で、本作は実に良かったのであります。シリア難民のカーリド(誰が見ても山田孝之に似ていると思うであろうこの役者はシェルワン・ハジという方)が石炭で真っ黒になったままフィンランドに上陸した後、町のギター弾きにシャワーを案内されるさりげないシーンの味わい。ビクストロムがシャツ屋をたたんでカミさんに別れを告げるシーンでのワインレッドの屋内、同じくビクストロムが買い取ったレストラン内部装飾のこれまたワインレッドの内装にしなびた厨房、そしてジミヘンのポートレートが掛かった壁にカーテンを半開きにした窓から差し込む月明かりが落とす青い斜めのライン、そこで煙草をくゆらすビクストロム。これらの画面設計はさりげない、そして揺るぎないカウリスマキの美意識に貫かれていて実に惹かれるものがある。ちなみに煙草と言えば本作では男どもはのべつまくなく煙草をふかしており、個人的には煙草は吸わない、どころか大嫌いですけど、これを見ると煙草って奴は人生の実に大切な伴侶たりうるものであり、人生を覆う退屈と暇の友人なのだと理解してしまえる。映画の魔力。

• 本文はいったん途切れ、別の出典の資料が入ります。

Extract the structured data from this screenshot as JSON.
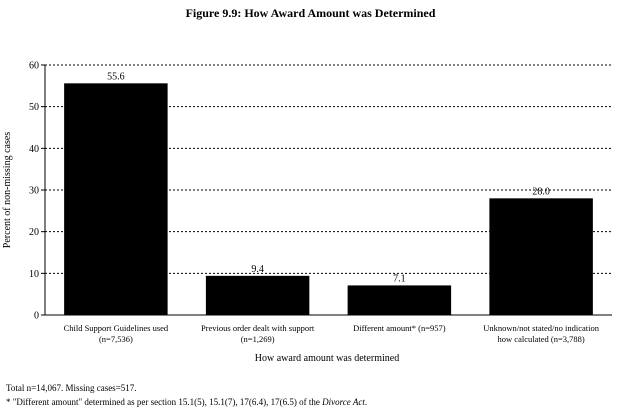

カウリスマキ的ご都合主義は大いなる楽天性を根底に秘め、本作はいかなる状況であろうとも仲間がいて、そして精神的連帯がある、と映画を観る人に慎ましやかに告げる。この世界も捨てたもんじゃあないね。最後、誰もが死んだと思ったカーリドが遂に見つかった妹を警察に連れて行った後、木に寄りかかりながら見せる安堵とも放心とも取れる表情を最後にサラッと作品を終わらせるそのやり方もまたなんと奥ゆかしいことか。

今さらながらアキ・カウリスマキの良さが分かって来たようです。